The king's flight and the successful advance of the queen's forces towards London encouraged the citizens to break out into open rebellion against the Government. Before leaving, Edward had made Stapledon guardian of the city. Walsingham, in his History, says:—
"Continuing their rage, the citizens made a rush for the house of the Bishop of Exeter, and, setting fire to the gates, quickly forced an entrance. Not finding the bishop they carried off his jewels, plate, and furniture. It happened, however, that in an evil hour the bishop returned from the country, who, although he had been forewarned, felt no manner of dread of the citizens. So he rode on with all boldness, till he reached the north door of St. Paul's, where he was forthwith seized by the raging people, who struck at and wounded him, and finally, having dragged him from his horse, hurried him away to the place of execution. Now the bishop wore a kind of armour, which we commonly calle aketone; and having stripped him of that, and of all his other garments, they cut off his head. Two others, members of his household, suffered the same fate. Having perpetrated this sacrilegious deed, they fixed the bishop's head on a stake. As to the corpse, they flung it into a small pit in a disused cemetery."
Another chronicler says:—
"The naked body, with only a rag given by charity of a woman, was laid on a spot called le lawks chirche, and, without any grave, lay there, with those of his two esquires."
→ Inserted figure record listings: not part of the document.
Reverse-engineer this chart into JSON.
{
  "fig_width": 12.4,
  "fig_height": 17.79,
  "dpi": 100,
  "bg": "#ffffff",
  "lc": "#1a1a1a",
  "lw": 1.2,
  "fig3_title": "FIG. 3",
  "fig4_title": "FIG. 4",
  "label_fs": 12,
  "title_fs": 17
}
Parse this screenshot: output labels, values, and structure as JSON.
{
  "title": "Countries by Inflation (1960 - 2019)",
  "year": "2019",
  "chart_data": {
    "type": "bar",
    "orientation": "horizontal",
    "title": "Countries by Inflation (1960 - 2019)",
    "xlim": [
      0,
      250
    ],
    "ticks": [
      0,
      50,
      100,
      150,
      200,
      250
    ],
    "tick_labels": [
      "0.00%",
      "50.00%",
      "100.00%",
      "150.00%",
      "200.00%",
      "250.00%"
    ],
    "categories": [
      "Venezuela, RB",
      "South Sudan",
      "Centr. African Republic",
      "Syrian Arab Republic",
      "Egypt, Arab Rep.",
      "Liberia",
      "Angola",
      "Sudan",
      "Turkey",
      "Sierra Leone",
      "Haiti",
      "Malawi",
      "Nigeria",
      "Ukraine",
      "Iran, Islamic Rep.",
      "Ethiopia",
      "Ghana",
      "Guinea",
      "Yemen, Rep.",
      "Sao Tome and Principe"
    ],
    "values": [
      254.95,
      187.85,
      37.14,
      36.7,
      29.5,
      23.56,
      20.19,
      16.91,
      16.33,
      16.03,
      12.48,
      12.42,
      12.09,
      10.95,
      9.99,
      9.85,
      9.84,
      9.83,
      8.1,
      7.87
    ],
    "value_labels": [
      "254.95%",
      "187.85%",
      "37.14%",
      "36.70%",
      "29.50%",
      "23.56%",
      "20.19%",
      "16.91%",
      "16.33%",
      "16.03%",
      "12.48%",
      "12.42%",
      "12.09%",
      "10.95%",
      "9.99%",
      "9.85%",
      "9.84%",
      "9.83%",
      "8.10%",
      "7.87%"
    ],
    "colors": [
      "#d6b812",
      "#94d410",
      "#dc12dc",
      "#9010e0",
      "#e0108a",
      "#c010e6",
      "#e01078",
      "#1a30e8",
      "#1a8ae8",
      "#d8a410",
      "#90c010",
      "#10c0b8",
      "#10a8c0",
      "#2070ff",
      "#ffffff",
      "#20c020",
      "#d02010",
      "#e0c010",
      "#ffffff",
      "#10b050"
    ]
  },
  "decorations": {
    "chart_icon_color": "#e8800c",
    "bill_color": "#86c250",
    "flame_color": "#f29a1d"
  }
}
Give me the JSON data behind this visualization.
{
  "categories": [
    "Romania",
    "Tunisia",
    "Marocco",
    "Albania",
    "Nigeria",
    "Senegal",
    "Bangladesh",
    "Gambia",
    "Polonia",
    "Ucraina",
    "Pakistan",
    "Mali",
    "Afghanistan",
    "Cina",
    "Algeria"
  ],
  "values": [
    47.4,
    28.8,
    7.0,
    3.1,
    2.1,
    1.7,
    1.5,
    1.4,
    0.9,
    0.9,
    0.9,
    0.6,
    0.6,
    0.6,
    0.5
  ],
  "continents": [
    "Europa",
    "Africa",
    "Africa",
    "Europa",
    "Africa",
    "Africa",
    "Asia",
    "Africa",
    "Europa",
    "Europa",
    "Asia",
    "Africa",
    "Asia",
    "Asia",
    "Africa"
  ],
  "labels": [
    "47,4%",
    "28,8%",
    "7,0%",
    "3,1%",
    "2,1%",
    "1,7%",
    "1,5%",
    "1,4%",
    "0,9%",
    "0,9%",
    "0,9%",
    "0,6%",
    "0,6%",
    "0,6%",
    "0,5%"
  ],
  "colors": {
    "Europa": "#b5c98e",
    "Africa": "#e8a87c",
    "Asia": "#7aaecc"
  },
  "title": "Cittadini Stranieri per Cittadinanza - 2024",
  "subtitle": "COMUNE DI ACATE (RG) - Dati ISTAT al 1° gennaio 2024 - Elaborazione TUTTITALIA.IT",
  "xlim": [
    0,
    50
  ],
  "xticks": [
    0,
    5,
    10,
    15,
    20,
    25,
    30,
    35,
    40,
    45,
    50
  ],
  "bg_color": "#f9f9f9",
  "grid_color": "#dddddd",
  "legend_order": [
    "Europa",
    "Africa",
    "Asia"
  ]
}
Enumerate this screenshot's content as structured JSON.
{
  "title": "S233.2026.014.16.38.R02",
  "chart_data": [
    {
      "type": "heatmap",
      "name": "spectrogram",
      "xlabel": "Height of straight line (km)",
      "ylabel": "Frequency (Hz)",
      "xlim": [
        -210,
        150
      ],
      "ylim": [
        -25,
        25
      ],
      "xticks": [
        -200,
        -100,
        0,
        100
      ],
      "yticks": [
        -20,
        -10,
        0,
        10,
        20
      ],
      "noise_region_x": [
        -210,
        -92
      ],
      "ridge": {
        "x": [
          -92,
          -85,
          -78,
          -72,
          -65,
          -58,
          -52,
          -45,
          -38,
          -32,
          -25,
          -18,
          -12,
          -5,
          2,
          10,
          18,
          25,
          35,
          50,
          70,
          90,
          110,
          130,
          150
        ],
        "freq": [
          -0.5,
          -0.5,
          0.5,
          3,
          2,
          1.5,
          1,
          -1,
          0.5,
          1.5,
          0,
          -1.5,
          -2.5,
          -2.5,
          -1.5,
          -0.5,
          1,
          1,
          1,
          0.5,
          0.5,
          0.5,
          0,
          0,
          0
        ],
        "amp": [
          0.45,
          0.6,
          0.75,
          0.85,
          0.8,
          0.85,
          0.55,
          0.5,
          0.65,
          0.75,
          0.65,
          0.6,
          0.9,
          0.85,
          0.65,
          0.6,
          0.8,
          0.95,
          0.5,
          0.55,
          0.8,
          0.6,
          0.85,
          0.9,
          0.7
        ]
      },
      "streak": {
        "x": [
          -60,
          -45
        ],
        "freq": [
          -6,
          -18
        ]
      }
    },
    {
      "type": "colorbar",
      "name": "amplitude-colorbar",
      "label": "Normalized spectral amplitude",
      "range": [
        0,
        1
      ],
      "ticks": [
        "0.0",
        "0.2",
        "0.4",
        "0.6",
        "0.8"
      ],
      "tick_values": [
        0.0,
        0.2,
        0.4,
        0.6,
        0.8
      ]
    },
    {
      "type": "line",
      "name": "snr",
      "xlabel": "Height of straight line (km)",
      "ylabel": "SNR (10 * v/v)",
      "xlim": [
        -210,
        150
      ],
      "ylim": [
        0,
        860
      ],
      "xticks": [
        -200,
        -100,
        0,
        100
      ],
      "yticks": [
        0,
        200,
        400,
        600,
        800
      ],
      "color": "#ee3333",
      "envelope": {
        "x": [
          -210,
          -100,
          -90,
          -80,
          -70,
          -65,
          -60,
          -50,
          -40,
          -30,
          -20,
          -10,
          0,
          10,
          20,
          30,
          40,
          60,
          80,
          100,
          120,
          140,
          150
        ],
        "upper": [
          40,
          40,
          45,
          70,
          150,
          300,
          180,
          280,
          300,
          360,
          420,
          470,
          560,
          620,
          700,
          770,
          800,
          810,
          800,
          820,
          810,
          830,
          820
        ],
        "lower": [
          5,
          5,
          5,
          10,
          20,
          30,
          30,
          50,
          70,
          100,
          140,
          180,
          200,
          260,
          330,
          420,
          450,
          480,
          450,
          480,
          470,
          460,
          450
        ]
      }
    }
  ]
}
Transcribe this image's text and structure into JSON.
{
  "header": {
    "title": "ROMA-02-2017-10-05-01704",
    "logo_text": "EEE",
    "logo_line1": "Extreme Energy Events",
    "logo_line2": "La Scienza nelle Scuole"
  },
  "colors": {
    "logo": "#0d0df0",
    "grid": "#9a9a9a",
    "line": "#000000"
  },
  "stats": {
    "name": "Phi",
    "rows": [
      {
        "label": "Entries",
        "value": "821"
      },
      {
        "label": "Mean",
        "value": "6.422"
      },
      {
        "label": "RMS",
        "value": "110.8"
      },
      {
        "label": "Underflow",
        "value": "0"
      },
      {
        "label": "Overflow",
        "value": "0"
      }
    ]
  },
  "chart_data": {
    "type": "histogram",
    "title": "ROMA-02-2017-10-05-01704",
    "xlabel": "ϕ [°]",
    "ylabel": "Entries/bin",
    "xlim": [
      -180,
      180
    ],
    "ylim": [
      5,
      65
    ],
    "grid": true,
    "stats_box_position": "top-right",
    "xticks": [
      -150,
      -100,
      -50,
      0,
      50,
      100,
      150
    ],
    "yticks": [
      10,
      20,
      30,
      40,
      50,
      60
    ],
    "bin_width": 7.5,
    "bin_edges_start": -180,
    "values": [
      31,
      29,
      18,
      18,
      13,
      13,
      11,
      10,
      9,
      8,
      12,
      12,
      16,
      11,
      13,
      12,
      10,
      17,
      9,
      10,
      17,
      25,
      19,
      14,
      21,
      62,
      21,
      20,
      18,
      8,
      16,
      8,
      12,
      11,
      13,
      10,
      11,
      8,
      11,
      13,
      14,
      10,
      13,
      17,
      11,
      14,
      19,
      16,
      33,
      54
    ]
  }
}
"Those," says Dr. Oliver, "who attend to the springs and principles of actions must award the tribute of praise and admiration to this high-minded bishop and minister; they will appreciate his zeal and energy to sustain the declining fortunes of his royal master, and venerate him for his disregard of self, and for his incorruptible honour and loyalty under every discouragement."
His body was finally brought to Exeter, where it lies in the Cathedral under a beautiful canopied tomb in the north-east bay of the choir, close to the high altar.
And now, one word to the angler.
What streams these are that flow through the South Hams! What pools under deep banks, in which the trout lurk! To him who can obtain permission to fish the Erme, the Avon, can be assured days to be never forgotten, of excellent sport in lovely scenery.